The variable slot assignment pass looks at variable lifespan overlaps and gives slot indices to each such that overlapping variables have different slots, using a basic graph coloring strategy. That way, no more slots than necessary need to be allocated, improving memory footprint.

The code emission generates clojure code, mapping ssa blocks to functions. A plain array is instanciated to store variables and current running block. Each time a block transition happens, variables not needed anymore in the target block are niled in the array, effectively clearing locals. A loop ensures blocks are run until suspended or terminated state is reached, and the whole stuff is wrapped in a zero-arg function.

Final thoughts

This is my first non-toy compiler tech project, and giving birth to this was a very exciting experience. I hope you will find it useful, and of course I’m highly interested in feedbacks of any kind. Special thanks to Tim Baldridge for its initial design inspiration, I probably wouldn’t even have started without it. Thanks to Jean Niklas L’orange for its work on transducers and conduits, very inspiring as well.


#2

Very nice. Any plan to add a ClojureScript version of all three example usage?


#3

Generators and conduits should work out of the box on clojurescript (minus the macro requiring stuff). Async/await requires to replace j.u.c.CompletableFuture with e.g js/Promise and then adapt the API.
I’m not willing to include portability concerns into the guides because it’s not strictly necessary for didactic purpose. If you’re experiencing difficulties porting the guides to clojurescript, feel free to open an issue.


#4

It looks super interesting, congrats for your hard work.

I’m reading the example on transducers and I don’t understand eveyrthing. Does your tool allow to have asynchronous transducers (in the same way you can attach a transducer to a channel) ?


#5

Conduits are really just an alternative syntax to define transducers. Transducers produced by conduits are fully compatible with other transducers and have the exact same limitations, including their fundamentally synchronous nature. You can attach them to channels, if you will. The trick is to emulate blocking on input, and rewrite the code in a purely synchronous way.
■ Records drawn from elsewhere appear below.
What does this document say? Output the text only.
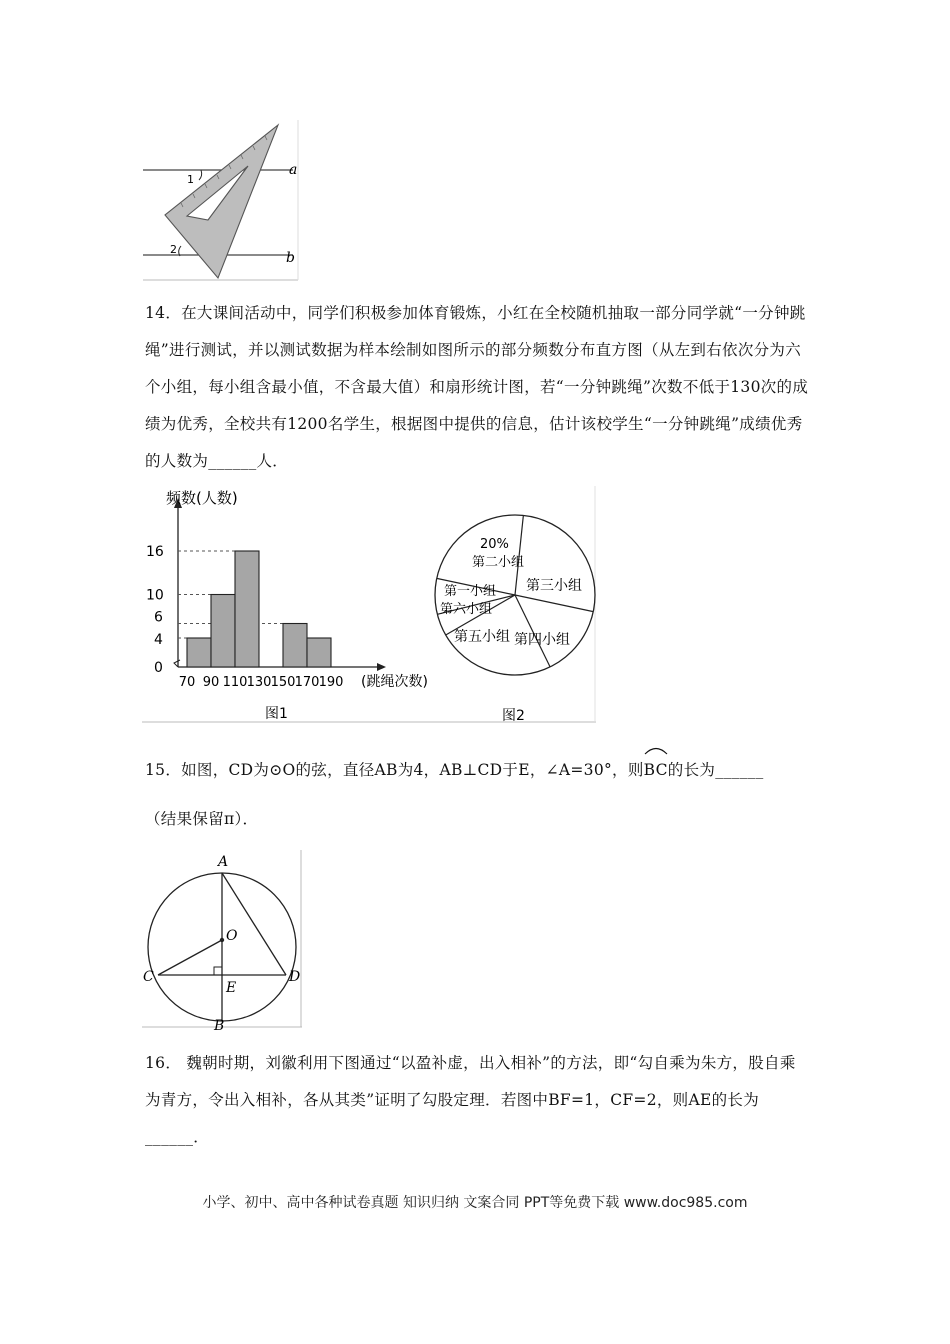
1
2
a
b
14．在大课间活动中，同学们积极参加体育锻炼，小红在全校随机抽取一部分同学就“一分钟跳绳”进行测试，并以测试数据为样本绘制如图所示的部分频数分布直方图（从左到右依次分为六个小组，每小组含最小值，不含最大值）和扇形统计图，若“一分钟跳绳”次数不低于130次的成绩为优秀，全校共有1200名学生，根据图中提供的信息，估计该校学生“一分钟跳绳”成绩优秀的人数为______人．
0
4
6
10
16
70 90 110 130 150 170 190 (跳绳次数)
频数(人数)
图1
第二小组
第三小组
第四小组
第五小组
第六小组
第一小组
20%
图2
15．如图，CD为⊙O的弦，直径AB为4，AB⊥CD于E，∠A=30°，则
BC的长为______
（结果保留π）．
A
O
C	D
E
B
16． 魏朝时期，刘徽利用下图通过“以盈补虚，出入相补”的方法，即“勾自乘为朱方，股自乘为青方，令出入相补，各从其类”证明了勾股定理．若图中BF=1，CF=2，则AE的长为______．
小学、初中、高中各种试卷真题 知识归纳 文案合同 PPT等免费下载 www.doc985.com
The benefit of this syntax is mainly about clarity, because you don’t have to explicitly manage state. You can achieve the exact same thing by hand, with a reducing function transformer closing over a stateful construct (that’s how clojure.core’s transducers are written), but this is very OOP-ish and not easy to get right.


#6

Wow, I am impressed! Thanks for sharing; hope to give it a go soon.


#7

Thank you! Both Cloroutine and Missionary look really interesting.


#8

Having read the readme for both Cloroutine and Missionary again, as well as your proof of concept of the go-block using Cloroutine primitives, and compared it to missionary’s implementation of sequential processes, it seems to me that for most use cases missionary is an alternative to core.async but with a better story for error handling. As I see it the only thing missing from missionary to let it replace core.async is the communicating part of CSP, am I right?

Did you have a specific usecase for something like cloroutine/missionary that made you pursue it, or was it mainly an interesting technical challenge? :slight_smile:


#9

Missionary is what I use for all my IO effect coordination needs. It overcomes the following frustrations I experienced with core.async's CSP :

  • functional vs imperative : in missionary the underlying abstraction is the task, a pure value representing any asynchronous effect. Declaring a sp block is a pure operation (vs go blocks or async/await blocks, which are effectful).
  • error handling : core.async requires to program defensively because channels are unaware of failure so you are not provided anything to recover from uncaught exceptions in go blocks or in transducers attached to channels. In missionary, every asynchronous effect can fail (just like every synchronous effect can fail on the underlying platform) and is cancellable.
  • the frontier between communication and processes is very blurry in core.async IMO. A channel is supposed to be pure-communication, but a channel with a custom buffering strategy and a transducer attached to it is pretty much a process that happens to have an input and an output.
  • channels as the universal communication primitive feels unpractical to me. Sometimes what you need is a rendez-vous, sometimes what you need is a dataflow variable, sometimes what you need is a semaphore. You can implement any one with any other, but having several semantics at hand allows you to choose the primitive suited to the problem.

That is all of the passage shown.